Some fun Theater
From the rec.arts.theatre newsgroup FAQ:
“Francis Hodge published an article about this in THEATRE SURVEY
in the late 1960’s. “Theater” is a result of Noah Webster’s efforts
in the 1830s to create an American language purified of English
spellings: that’s when we lost “colour” “centre” and a lot of other
words that Noah deemed to be too British for the new American
democracy. Since the American theatre/theater at the time was still
dominated by British actors and managers, along with American actors
and managers trying to suggest that theater/theatre was a high class
art, the practitioners rather stubbornly clung to the British
spelling. There have been a lot of attempts to differentiate usage
ever since, but whatever the market or editor or style sheet will
accept will work.”
(The artistic community seems to have gravitated toward labeling the venue a Theater, while the art form is considered to be Theatre. Thus, the title of this page—Theatreer—which covers both)
In is down, down is front
Out is up, up is back
Off is out, on is in
And of course-
Left is right and right is left
A drop shouldn’t and a
Block and fall does neither
A prop doesn’t and
A cove has no water
Tripping is OK
A running crew rarely gets anywhere
A purchase line buys you nothing
A trap will not catch anything
The gridiron has nothing to do with football
Strike is work (In fact a lot of work)
And a Green Room, thank god, usually isn’t
Now that you’re fully versed in Theatrical terms,
break a leg!
. . . but not really.
Grasp the true nature of theatreer with selected excerpts from:
Eternity—The time that passes between a dropped cue and the next line.

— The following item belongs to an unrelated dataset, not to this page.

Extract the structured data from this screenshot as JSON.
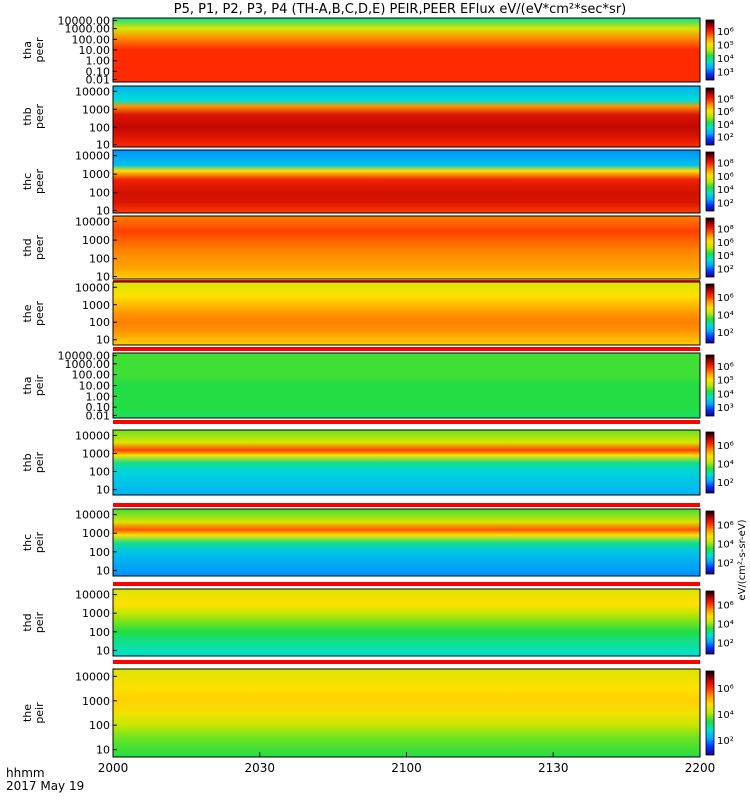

Prop—A hand-carried object small enough to be lost by an actor 30 seconds before it is needed on stage.
Director—The individual who suffers from the delusion that he or she is responsible for every moment of brilliance cited by the critic in the local review.
Blocking—The art of moving actors on the stage in such a manner as not to collide with the walls, the furniture, the orchestra pit or each other. Similar to playing chess, except that the pawns want to argue with you.
Actors (as defined by a set designer)—People who stand between the audience and the set designer’s art, blocking the view. That’s also the origin of the word “blocking,” by the way.
Quality Theater—Any show with which you were directly involved.
Dress rehearsal—Rehearsal that becomes a whole new ball game as actors attempt to maneuver among the 49 objects that the set designer added at 7:30 that evening.
Set—An obstacle course which, throughout the rehearsal period, defies the laws of physics by growing smaller week by week while continuing to occupy the same amount of space.
Monologue—That shining moment when all eyes are focused on a single actor who is desparately aware that if he forgets a line, no one can save him.
Green Room—Room shared by nervous actors waiting to go on stage and the precocious children whose actor parents couldn’t get a babysitter that night, a situation which can result in justifiable homicide.
Lighting Director—Individual who, from the only vantage point offering a full view of the stage, gives the stage manager a heart attack by announcing a play-by-play of everything that’s going wrong.
Stage Crew—Group of individuals who spend their evenings coping with 50-minute stretches of total boredom interspersed with 30-second bursts of mindless panic.
Sharpen your tongue with barbs from the Barb – “Thou dankish rump-fed clotpole!”
Thinking of a career in theatreer? Study these pearls of wisdom excerpted from:
•Hold for all laughs—real, expected, or imagined! If you don’t get one, face front and repeat the line louder. Failing this, laugh at it yourself.
• Cultivate an attitude of hostility. Tension gets results—on stage and off.
• A good performance, like concrete, should be molded quickly and then forever set.